I told the clerk my problem. He said, "Do you want your deposit?" I said no, and repeated I lost my Visa and driver's license. "What room?" I said 120. He typed away on the computer and finally said, "Do you want your deposit?" for the third time I repeated my need. Then I said look in the copier. He opened the top and there they were. Even better, since now I knew no one used it. I was just waiting for him to ask me about my deposit again. This is your brain on drugs.
I motored down to Seward with another feast for the eyes, as the highway followed Cook Inlet with mountains edging the water. Again, fuzzy green along the bottom with black and white above, but certainly not mundane.
Soon the road turned inland, with occasional mountains of snow remaining from a winter of avalanches. The slides they followed extend upwards for hundreds of feet.

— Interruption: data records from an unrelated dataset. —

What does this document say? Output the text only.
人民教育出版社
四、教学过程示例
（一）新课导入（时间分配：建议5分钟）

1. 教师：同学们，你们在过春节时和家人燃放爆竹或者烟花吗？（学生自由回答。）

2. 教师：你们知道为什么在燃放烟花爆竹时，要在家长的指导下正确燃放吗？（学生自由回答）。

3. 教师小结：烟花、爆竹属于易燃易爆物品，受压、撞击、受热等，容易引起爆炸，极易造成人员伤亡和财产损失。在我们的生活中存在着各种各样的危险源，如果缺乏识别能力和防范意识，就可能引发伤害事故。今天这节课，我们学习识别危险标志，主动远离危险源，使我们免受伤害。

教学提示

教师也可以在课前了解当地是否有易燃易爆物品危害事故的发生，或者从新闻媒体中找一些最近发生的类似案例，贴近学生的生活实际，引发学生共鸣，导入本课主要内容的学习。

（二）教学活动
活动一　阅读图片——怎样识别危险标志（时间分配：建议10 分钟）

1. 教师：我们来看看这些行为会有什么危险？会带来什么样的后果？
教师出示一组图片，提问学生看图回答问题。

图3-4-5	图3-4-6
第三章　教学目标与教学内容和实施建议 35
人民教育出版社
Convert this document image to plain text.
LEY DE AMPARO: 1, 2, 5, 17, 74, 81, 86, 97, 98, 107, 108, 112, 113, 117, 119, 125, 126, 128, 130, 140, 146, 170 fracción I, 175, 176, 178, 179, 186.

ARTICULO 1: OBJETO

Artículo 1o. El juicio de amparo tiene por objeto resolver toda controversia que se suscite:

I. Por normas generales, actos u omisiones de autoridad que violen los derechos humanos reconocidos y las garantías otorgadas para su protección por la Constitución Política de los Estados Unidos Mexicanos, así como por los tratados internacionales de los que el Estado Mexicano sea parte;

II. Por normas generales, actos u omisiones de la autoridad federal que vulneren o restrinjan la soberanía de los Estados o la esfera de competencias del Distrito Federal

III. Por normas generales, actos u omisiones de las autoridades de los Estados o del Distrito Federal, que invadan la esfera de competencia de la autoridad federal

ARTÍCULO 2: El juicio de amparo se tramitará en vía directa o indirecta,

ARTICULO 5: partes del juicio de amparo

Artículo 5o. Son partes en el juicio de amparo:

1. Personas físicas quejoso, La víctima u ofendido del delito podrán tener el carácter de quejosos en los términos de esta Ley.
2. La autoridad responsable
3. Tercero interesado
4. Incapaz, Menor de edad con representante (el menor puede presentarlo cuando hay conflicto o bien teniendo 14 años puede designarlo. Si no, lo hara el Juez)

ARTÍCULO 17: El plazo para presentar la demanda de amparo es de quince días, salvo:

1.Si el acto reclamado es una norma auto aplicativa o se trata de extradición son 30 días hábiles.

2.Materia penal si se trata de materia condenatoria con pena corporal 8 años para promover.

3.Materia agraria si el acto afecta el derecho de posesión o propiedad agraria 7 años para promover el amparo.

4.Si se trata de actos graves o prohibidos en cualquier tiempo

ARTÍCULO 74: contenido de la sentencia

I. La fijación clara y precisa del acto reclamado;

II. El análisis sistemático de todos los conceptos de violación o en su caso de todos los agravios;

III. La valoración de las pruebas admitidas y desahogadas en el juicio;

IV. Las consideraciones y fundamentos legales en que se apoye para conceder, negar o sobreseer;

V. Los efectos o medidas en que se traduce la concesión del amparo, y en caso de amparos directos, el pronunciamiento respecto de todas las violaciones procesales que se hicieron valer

Many towns give away their main commerce with smell. A pulp mill town for example, a farm town or a stockyard let people know where their bread is buttered with its smell. Seward lets one know it is fish. Tourists too. What do tourists smell like? Waffle cones, pizza and frying fish.
On impulse I cruised to the Kenai Fjords National Park and hiked up to Exit Glacier. How long did it take the marketing team to come up with that name? What a huge chunk of ice, grinding down the rocks and smoothing them over as it deposits tons of rock and silt into the water.
I met Ron at a gas stop in Seward. He's been around the West a lot, and is settling down here. Says it's sort of a spiritual pilgrimage. Looking at the landscape, I see God.
Seward accommodates the cruise ships too. Huge docks reserve parking stall for the mega boats to drop off people for land packages-kayaking, fishing, even an 'Ididaride'
dog sled ride. The sleds skid over the grass with barking dogs pulling it and having fun.
Fired up the scooter and rode to Homer.
The ride to Homer is almost all through stunted spruce forest with groves of birch trees mixing it up a bit. Homer appears to be more bedroom community with the fishing and tourism tossed in for fun.
Due to poor-make that no planning-I rode for twelve hours today, with breaks for meals, fuel and fun. Nonetheless, a long day.